We rolled in late in the day on July 14th and set up camp. It took a couple days to get set up and we took a few days in St Paul at my brothers house- to rest up and stock up. We got the building permit two weeks after arriving but realized fairly quickly that things were not going to go as planned. Our initial desire for pier and beam foundation was not going to work with the heavy clay soil on our property. The locals were pushing a frost protected shallow foundation but the problem was that no one could do the foundation work for six weeks or more. We finally decided to do the slab ourselves. Rain and more rain kept us from doing any more work, but four weeks and $2200 later, we got our slab done!

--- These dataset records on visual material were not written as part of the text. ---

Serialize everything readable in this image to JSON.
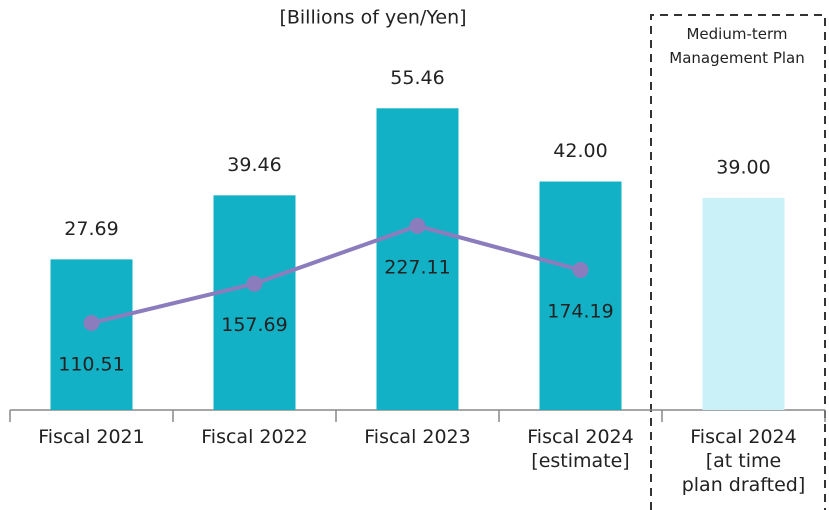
{
  "chart_data": {
    "type": "bar",
    "title": "[Billions of yen/Yen]",
    "annotation": "Medium-term\nManagement Plan",
    "categories": [
      "Fiscal 2021",
      "Fiscal 2022",
      "Fiscal 2023",
      "Fiscal 2024\n[estimate]",
      "Fiscal 2024\n[at time\nplan drafted]"
    ],
    "series": [
      {
        "name": "Bars",
        "type": "bar",
        "color": "#13b1c6",
        "plan_color": "#c9f1f7",
        "values": [
          27.69,
          39.46,
          55.46,
          42,
          39
        ],
        "value_labels": [
          "27.69",
          "39.46",
          "55.46",
          "42.00",
          "39.00"
        ]
      },
      {
        "name": "Line",
        "type": "line",
        "axis": "y2",
        "color": "#8b7dbd",
        "values": [
          110.51,
          157.69,
          227.11,
          174.19,
          null
        ]
      }
    ],
    "ylim": [
      0,
      75
    ],
    "y2lim": [
      6,
      496
    ]
  }
}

By the time the slab ready to pour, we had two family members come up from out of state to help get the building up. I took the kids to my brother and sister-in-laws house for a week while the boys worked. Two weeks after starting to build, they got the house ‘dried in’. They ran out of time to get the roof on, so we had to pay a crew to get the metal on, but everything else was done by my husband, his brother, dad, and some help from my brother and his wife as well. My help mostly involved shuttling supplies, taking care of the two kiddos, camp cook, and support. I wanted to be more involved in the building process, but a three year old and an infant made that pretty much impossible.

We moved into the house eight weeks in, and have spent the last two weeks wrapping the house, putting in the electrical, insulating, and completing the outside insulation for the frost protected foundation. We do not yet have any water, septic, or electricity, but we have a house, we have hope, and we have the excitement of seeing our dream become a reality.